Valor Farm, Listed for $14,950,000, Sold by Briggs Freeman Sotheby's International Realty
Posted by Angie Nelson — September 8, 2016
PILOT POINT, TX – The almost 400-acre Valor Farm with its grand steeples atop a red-brick barn, rolling green pastures behind checkerboard wooden fencing and its even grander history of breeding and training Thoroughbreds has been sold to a new owner.
The new Valor Farm owner will continue the farm's tradition of world-class Thoroughbred horse raising that includes the great Alysheba, the all-time leading earner which was inducted into the National Museum of Racing and Hall of Fame.
The farm, listed for $14,950,000, was sold by Angie Nelson, Vice President with Briggs Freeman Sotheby’s International Realty’s Ranch & Land Division, based in North Texas, along with her business partner, Brenda Moerschell, Vice President of Briggs Freeman Sotheby's International Realty.
“Brenda and I were privileged to represent the sellers in this significant transaction. It was a particularly meaningful sale to a buyer who will continue Valor’s legacy,” Nelson said.
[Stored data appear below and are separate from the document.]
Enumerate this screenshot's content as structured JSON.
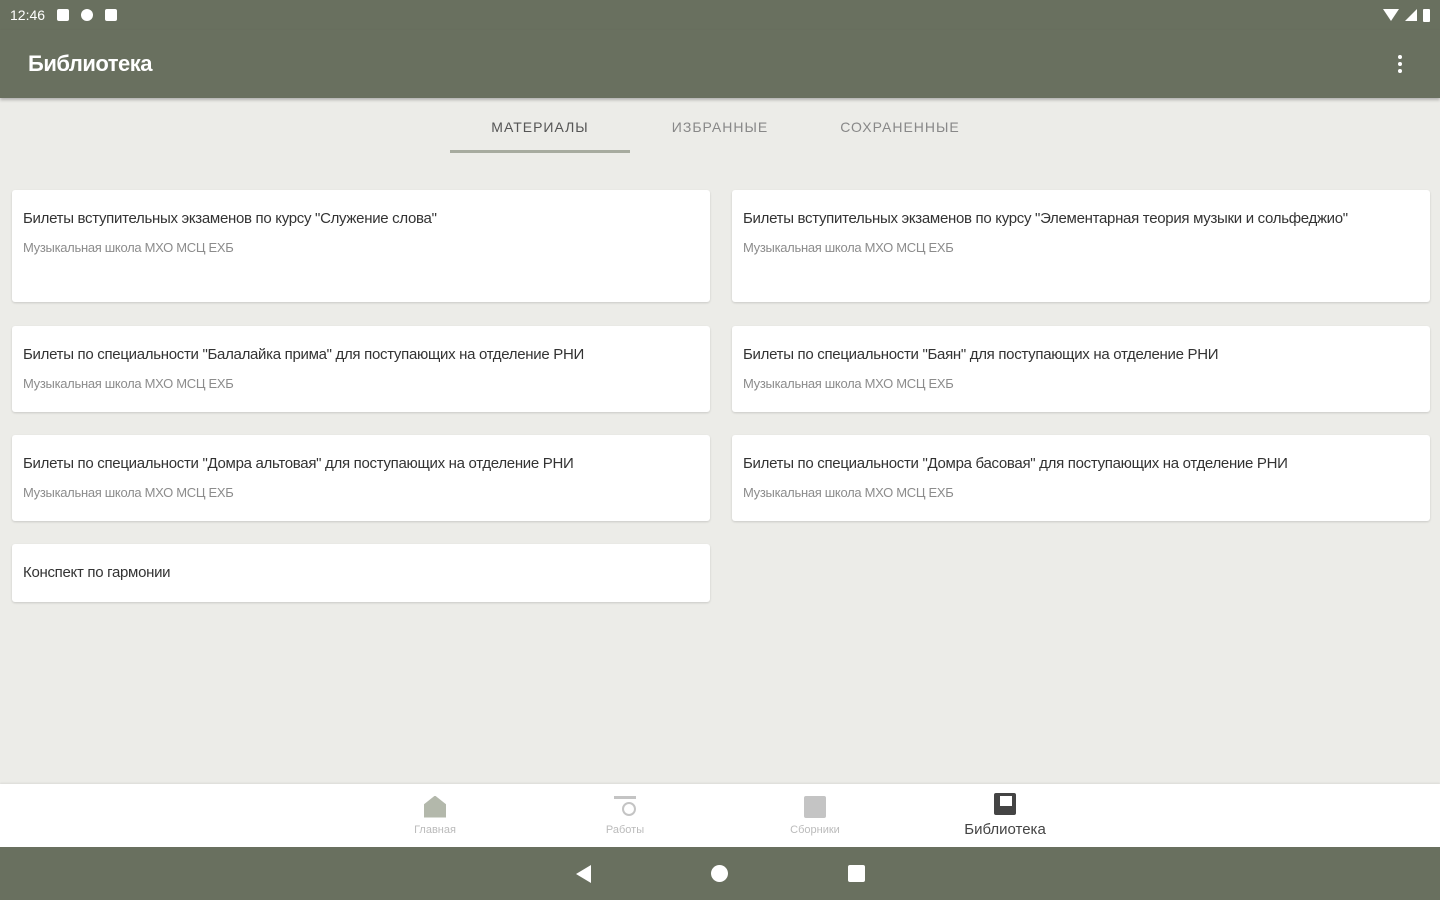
{
  "status_bar": {
    "time": "12:46",
    "icons": [
      "notification-icon",
      "sync-icon",
      "sd-card-icon",
      "wifi-icon",
      "signal-icon",
      "battery-icon"
    ]
  },
  "app_bar": {
    "title": "Библиотека",
    "menu_icon": "more-vert-icon"
  },
  "tabs": [
    {
      "label": "МАТЕРИАЛЫ",
      "active": true
    },
    {
      "label": "ИЗБРАННЫЕ",
      "active": false
    },
    {
      "label": "СОХРАНЕННЫЕ",
      "active": false
    }
  ],
  "cards": [
    {
      "title": "Билеты вступительных экзаменов по курсу \"Служение слова\"",
      "subtitle": "Музыкальная школа МХО МСЦ ЕХБ"
    },
    {
      "title": "Билеты вступительных экзаменов по курсу \"Элементарная теория музыки и сольфеджио\"",
      "subtitle": "Музыкальная школа МХО МСЦ ЕХБ"
    },
    {
      "title": "Билеты по специальности \"Балалайка прима\" для поступающих на отделение РНИ",
      "subtitle": "Музыкальная школа МХО МСЦ ЕХБ"
    },
    {
      "title": "Билеты по специальности \"Баян\" для поступающих на отделение РНИ",
      "subtitle": "Музыкальная школа МХО МСЦ ЕХБ"
    },
    {
      "title": "Билеты по специальности \"Домра альтовая\" для поступающих на отделение РНИ",
      "subtitle": "Музыкальная школа МХО МСЦ ЕХБ"
    },
    {
      "title": "Билеты по специальности \"Домра басовая\" для поступающих на отделение РНИ",
      "subtitle": "Музыкальная школа МХО МСЦ ЕХБ"
    },
    {
      "title": "Конспект по гармонии",
      "subtitle": ""
    }
  ],
  "bottom_nav": [
    {
      "label": "Главная",
      "icon": "home-icon",
      "active": false
    },
    {
      "label": "Работы",
      "icon": "works-search-icon",
      "active": false
    },
    {
      "label": "Сборники",
      "icon": "collection-icon",
      "active": false
    },
    {
      "label": "Библиотека",
      "icon": "library-icon",
      "active": true
    }
  ],
  "colors": {
    "primary": "#69705f",
    "background": "#ecece8",
    "card": "#ffffff"
  }
}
The Nelson-Moerschell partnership has more than 50 years of combined real estate experience in marketing farm and ranch properties in Texas and Oklahoma.
About 10 minutes east of Interstate 35 in Denton County, Valor Farm stands in one of nature's anomalies: a stretch of Texas land about 10 to 20 miles wide and 30 miles long that has a sandy loam soil, which drains well and is ideal for raising horses. That is why Pilot Point, an hour north of Dallas and Fort Worth, attracts some of the world's best horse farms and the teams of professionals to breed, train and treat them.
The sandy loam soil brought Clarence and Dorothy Scharbauer from Midland almost a quarter century ago to build Valor Farm into one of the premier Thoroughbred-raising farms. Three years after they began buying Thoroughbred yearlings in 1984, Alysheba captured the roses.
“It is an iconic ranch, known all over the world not only among thoroughbred breeders, but the horse industry generally,” Nelson said. “Everybody knows the ranch. It is respected by everyone.”
“You can see the craftsmanship that went into every building,” Moerschell said. “It is over and above. In every direction your eye can see the quality in the details.” Today, Valor Farm breeds yearlings, races and boards its own horses and those owned by others.